Minha mãe a olhou bem, olhou, e falou “Você é a mãe da Rosinha?”

“Não, eu sou a Rosinha”.

Nunca vou esquecer da cara do Daniel quando contei essa história pra ele e pro Cris. Os lábios meio entreabertos, uma luz no rosto com a frase final.

Não sei como minha mãe se saiu dessa. Acho que não saiu.

— x —

Eles também gostam da história dos cocôs que saíram voando.

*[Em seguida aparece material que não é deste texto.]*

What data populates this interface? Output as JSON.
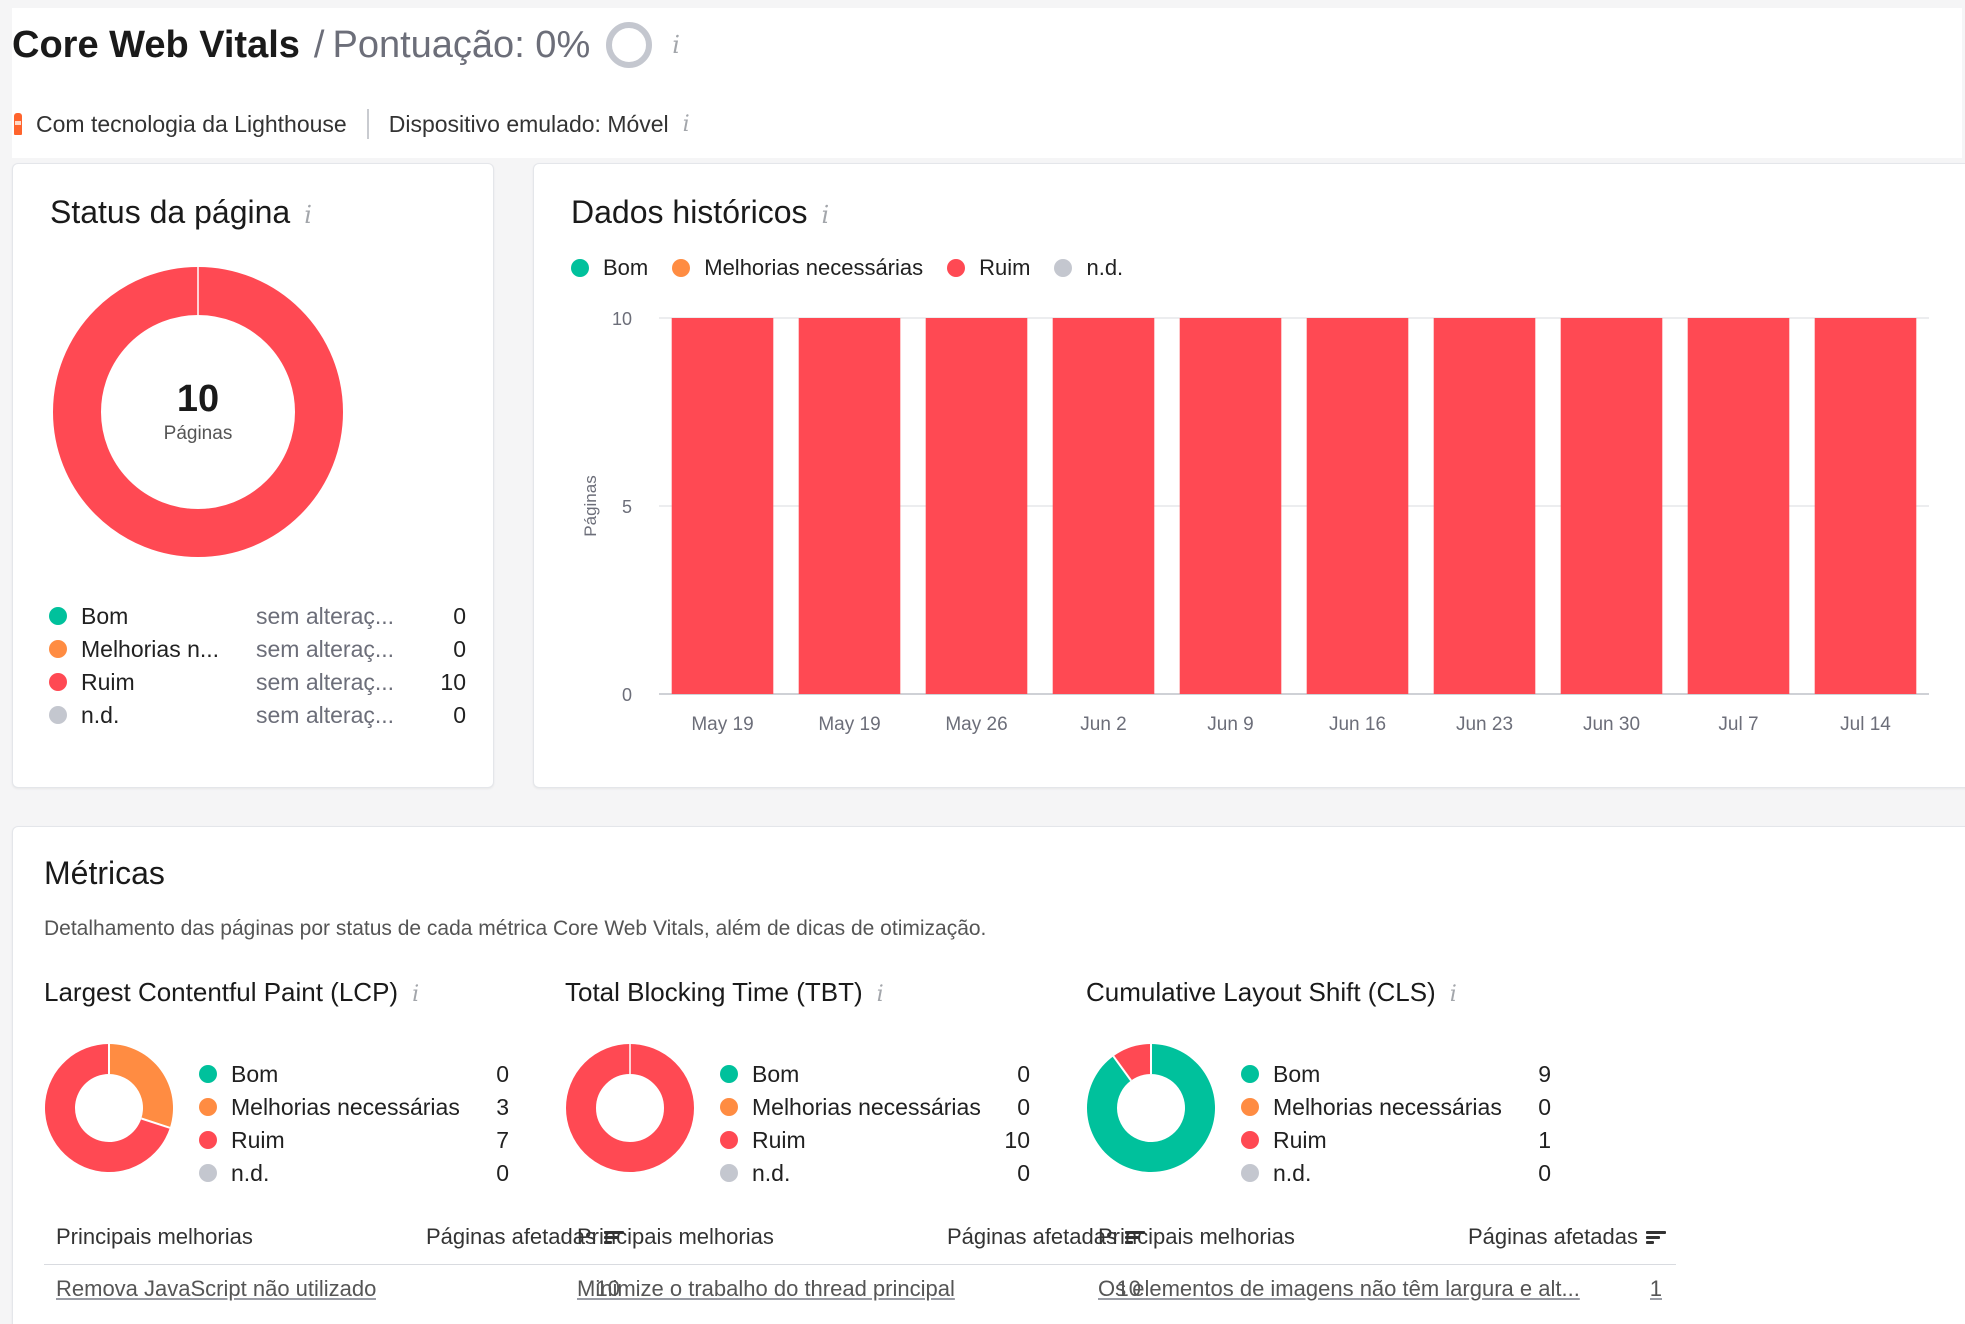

A casa dos meus pais tem quintal e cachorro. O cachorro é desses grandes, mas não é do tipo que aprendeu a fazer coco num canto específico, então eles têm que recolher os cocôs do quintal.

Numa das vezes minha mãe se aproximou, com vassoura e pá, e os cocôs saíram voando.

Ela tem enxergado mal mas se recusa a usar óculos. Eram duas rolinhas, não cocôs.